World Cup 2014

World Cup: USMNT gets through the hard way, but that's no reason to mute the celebrations

RECIFE, Brazil – During his previous life as one of the greatest German strikers in the annals of that country’s history, Jurgen Klinsmann was known for a number of signature moments.

Of course, he scored plenty of goals throughout Europe, but perhaps just as many people remember a trademark belly-flop celebration that came after his biggest ones. If the soccer field had a home plate, Klinsmann would swoop in safe by a mile, his arms extended in a full-blown swan dive with and a mop of blonde hair flapping in the breeze.

The conditions were perfect for another such flop at Arena Pernambuco on Thursday. Steady rain throughout the day saturated the field here for the United States’ Group G finale against Germany, a soggy game that was supposed to decide the US’ fate in Brazil but ultimately didn’t, a World Cup curiosity Americans must adore now that they’ve white-knuckled their way into another week.

“It would have been no problem, I was wet already,” Klinsmann quipped. “But it would have been difficult after a defeat.”

Yes, the Americans lost their final group-stage game against Germany, 1-0. Both Klinsmann and the players admitted they gave too much respect to their opponents, and the US were subsequently outplayed for large swaths of the match. The US rarely threatened to score, resigned to rope-a-dope against the Germans and hope a bounce might go their way or a set-piece goal might even the tables against the better technical team.

But this is the World Cup. Emotions are sometimes tougher to figure out here than they are in the real world.
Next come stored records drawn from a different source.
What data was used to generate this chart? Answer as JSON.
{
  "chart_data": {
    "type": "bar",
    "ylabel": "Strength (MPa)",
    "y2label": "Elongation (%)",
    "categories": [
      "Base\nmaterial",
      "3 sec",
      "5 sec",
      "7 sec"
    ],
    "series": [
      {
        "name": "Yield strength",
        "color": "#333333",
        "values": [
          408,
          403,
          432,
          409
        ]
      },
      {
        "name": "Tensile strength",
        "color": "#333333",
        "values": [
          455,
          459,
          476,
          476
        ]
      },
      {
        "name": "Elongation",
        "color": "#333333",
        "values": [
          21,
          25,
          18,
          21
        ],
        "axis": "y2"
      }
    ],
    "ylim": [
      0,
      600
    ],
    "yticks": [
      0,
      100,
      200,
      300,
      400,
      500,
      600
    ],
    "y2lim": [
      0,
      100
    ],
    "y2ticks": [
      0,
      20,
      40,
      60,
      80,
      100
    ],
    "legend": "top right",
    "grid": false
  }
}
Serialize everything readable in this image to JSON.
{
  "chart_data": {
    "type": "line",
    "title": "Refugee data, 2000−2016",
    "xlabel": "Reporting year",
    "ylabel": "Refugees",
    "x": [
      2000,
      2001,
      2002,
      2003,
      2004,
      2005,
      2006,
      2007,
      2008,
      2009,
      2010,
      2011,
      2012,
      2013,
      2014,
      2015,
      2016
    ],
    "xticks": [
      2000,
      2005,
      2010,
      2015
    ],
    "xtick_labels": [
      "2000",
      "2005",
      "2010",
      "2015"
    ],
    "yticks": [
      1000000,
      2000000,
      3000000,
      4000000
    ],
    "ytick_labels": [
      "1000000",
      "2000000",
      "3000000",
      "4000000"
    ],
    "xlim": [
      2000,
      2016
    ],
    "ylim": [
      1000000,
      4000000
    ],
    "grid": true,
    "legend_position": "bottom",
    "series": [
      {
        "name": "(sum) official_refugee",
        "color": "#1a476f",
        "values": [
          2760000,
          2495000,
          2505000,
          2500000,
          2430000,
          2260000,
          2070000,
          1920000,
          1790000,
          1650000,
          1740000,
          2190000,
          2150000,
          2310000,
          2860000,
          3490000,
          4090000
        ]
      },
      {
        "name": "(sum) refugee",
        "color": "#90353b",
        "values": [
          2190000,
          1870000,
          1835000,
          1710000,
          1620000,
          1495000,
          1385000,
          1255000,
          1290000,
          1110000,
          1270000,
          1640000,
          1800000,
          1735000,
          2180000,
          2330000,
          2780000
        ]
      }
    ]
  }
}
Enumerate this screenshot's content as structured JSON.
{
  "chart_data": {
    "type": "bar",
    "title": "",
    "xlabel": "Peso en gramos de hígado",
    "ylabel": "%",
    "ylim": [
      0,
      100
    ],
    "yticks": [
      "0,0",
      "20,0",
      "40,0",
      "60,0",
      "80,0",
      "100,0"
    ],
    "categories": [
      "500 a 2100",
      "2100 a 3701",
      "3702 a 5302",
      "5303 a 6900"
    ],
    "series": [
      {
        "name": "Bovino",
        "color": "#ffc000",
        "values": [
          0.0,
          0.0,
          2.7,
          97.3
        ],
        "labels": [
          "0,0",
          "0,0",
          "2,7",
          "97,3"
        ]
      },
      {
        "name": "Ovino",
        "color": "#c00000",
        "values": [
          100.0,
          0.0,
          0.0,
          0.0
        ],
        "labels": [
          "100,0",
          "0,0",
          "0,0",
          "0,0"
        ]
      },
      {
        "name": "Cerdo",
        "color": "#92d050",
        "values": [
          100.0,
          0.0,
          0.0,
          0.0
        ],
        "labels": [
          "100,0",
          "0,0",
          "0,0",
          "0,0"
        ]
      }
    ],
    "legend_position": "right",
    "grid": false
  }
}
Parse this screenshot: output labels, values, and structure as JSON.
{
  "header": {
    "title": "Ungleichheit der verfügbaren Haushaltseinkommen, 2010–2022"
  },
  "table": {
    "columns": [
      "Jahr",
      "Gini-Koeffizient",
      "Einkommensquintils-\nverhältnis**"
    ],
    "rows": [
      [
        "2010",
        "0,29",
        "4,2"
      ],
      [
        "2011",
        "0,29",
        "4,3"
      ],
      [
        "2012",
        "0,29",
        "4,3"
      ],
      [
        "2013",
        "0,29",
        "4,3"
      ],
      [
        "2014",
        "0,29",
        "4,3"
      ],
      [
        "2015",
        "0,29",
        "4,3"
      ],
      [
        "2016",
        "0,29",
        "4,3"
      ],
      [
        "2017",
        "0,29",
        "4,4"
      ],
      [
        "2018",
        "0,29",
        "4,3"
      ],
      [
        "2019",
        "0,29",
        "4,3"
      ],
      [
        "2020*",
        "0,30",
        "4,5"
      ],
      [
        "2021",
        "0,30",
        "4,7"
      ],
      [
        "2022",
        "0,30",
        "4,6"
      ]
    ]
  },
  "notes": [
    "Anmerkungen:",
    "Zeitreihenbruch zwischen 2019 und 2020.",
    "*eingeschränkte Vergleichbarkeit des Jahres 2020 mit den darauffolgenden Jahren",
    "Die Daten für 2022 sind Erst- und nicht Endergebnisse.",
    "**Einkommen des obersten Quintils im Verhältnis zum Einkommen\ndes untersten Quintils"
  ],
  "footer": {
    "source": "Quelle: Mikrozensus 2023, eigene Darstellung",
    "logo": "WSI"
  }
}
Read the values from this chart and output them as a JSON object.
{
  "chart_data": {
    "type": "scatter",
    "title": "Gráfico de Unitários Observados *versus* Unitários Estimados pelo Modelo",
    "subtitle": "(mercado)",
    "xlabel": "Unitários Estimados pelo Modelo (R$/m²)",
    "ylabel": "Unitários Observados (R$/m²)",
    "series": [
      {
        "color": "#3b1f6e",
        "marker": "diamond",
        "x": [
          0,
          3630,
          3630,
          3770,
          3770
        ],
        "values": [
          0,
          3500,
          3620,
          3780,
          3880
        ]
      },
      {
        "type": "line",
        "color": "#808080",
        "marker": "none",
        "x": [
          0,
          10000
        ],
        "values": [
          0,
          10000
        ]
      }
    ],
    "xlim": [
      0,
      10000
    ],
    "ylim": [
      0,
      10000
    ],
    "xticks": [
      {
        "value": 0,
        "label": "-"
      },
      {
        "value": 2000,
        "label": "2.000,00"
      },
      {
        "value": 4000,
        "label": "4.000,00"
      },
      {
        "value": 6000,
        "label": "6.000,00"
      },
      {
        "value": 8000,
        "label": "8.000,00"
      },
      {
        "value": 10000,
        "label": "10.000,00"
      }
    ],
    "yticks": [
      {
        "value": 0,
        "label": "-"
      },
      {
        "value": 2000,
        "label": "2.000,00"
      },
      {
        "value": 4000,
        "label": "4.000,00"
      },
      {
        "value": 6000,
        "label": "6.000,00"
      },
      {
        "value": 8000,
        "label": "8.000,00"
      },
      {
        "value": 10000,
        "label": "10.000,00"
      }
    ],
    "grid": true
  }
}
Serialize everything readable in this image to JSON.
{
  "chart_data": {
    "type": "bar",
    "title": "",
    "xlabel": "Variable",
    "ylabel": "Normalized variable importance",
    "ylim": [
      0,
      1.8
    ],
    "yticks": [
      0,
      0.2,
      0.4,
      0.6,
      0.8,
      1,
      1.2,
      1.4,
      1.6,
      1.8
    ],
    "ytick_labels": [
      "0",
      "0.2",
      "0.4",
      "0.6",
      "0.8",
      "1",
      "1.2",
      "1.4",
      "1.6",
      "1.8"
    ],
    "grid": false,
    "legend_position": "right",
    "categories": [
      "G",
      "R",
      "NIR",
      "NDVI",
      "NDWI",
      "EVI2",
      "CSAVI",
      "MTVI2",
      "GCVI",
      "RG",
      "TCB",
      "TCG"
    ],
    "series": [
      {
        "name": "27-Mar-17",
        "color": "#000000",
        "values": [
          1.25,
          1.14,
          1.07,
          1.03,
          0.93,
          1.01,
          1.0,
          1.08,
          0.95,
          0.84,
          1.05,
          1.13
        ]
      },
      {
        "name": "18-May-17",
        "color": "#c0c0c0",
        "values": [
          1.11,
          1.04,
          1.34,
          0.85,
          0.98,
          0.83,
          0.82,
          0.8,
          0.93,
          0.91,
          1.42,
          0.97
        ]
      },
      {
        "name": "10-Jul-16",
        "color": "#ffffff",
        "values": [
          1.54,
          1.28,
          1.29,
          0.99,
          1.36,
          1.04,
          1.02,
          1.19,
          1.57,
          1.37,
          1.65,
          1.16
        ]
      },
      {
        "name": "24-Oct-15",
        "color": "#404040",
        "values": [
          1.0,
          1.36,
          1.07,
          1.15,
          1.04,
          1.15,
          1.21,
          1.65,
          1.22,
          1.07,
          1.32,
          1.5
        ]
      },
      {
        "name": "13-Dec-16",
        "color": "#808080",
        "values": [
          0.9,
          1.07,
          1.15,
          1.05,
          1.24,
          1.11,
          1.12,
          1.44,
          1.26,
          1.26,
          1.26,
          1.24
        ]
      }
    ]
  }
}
Where else would the team feel sullen and dumbstruck after their best performance by a mile in a 2-2 draw against Portugal on Sunday night in Manaus? And who said it’s cool to hug each other and celebrate with your fans after you were just picked apart by Germany?

That’s five days of soccer in Brazil. Wet and wild.

“The last game’s draw felt like a loss,” said defender Omar Gonzalez, “and today’s loss felt like a win. It’s pretty weird.”

Added defender Matt Besler: “I bet that only happens in the World Cup, right?”

The US are through to the knockout round for the second straight time – that’s worth celebrating. The cathartic win over Ghana in the opener paired with a solid performance against Portugal gave them a leg to stand on, but they’re moving on in part because a series of events that were completely out of their control.

Most of those events revolved around Portugal, who upended Ghana 2-1 in Brasilia to end the Black Stars’ very real hopes of once again playing the villain to Captain America. That win and Portugal’s 4-0 collapse against Germany in the group’s opening match on June 16 were enough to leave the Americans standing alone in the all-important second slot based on goal differential, another razor-thin escape not unlike the US’ bid in 2002.

The Americans advanced ahead of Portugal that year, too, before eventually racing to the quarterfinals, something that’s certainly not out of the question now. The US hit their share of potholes in the group stage – their team bus even drove through flash floods just to get to the stadium on Thursday – but their ride is still very much intact heading to Salvador, where they’ll meet Belgium on July 1 (4 pm ET, ESPN).

“We said from Day 1, we’ve got to beat Ghana and then we get a point somewhere …” USSF president Sunil Gulati told reporters on Thursday. “If you were looking at how this would play out you’d say, ‘Beat Ghana, draw with Portugal and play like heck against Germany.’ They’re a very, very good team and they were better than us today, but we did what we needed to do.

“It is a little bit of an odd feeling because you lost the last game,” he added, “but we’re dancing.”

Despite the loss, the Americans survived this game without taking too many lumps. Gonzalez strode back into the starting lineup for center back Geoff Cameron with ease, midfielder Kyle Beckerman proved his worth for the third straight game and, unlike the game against Ghana that leveled strikers Clint Dempsey and Jozy Altidore and hobbled Besler, all players left this one largely unscathed.

Jermaine Jones said he thought he suffered a broken nose on a scary collision with winger Alejandro Bedoya in the second half, but the black eyes that stained the faces of Dempsey and defender Fabian Johnson are beginning to fade. Altidore may return for the knockout game. No players are suspended with yellow-card accumulation.

All of that is something to celebrate, but don’t expect Klinsmann to do it soon. Instead of his signature flop, he just shook hands with his players Thursday and smiled after the Portugal score appeared on the stadium screens, then he disappeared into the tunnel.

“Now we can put this behind us,” Klinsmann said. “And once the group is done, a whole different tournament actually starts."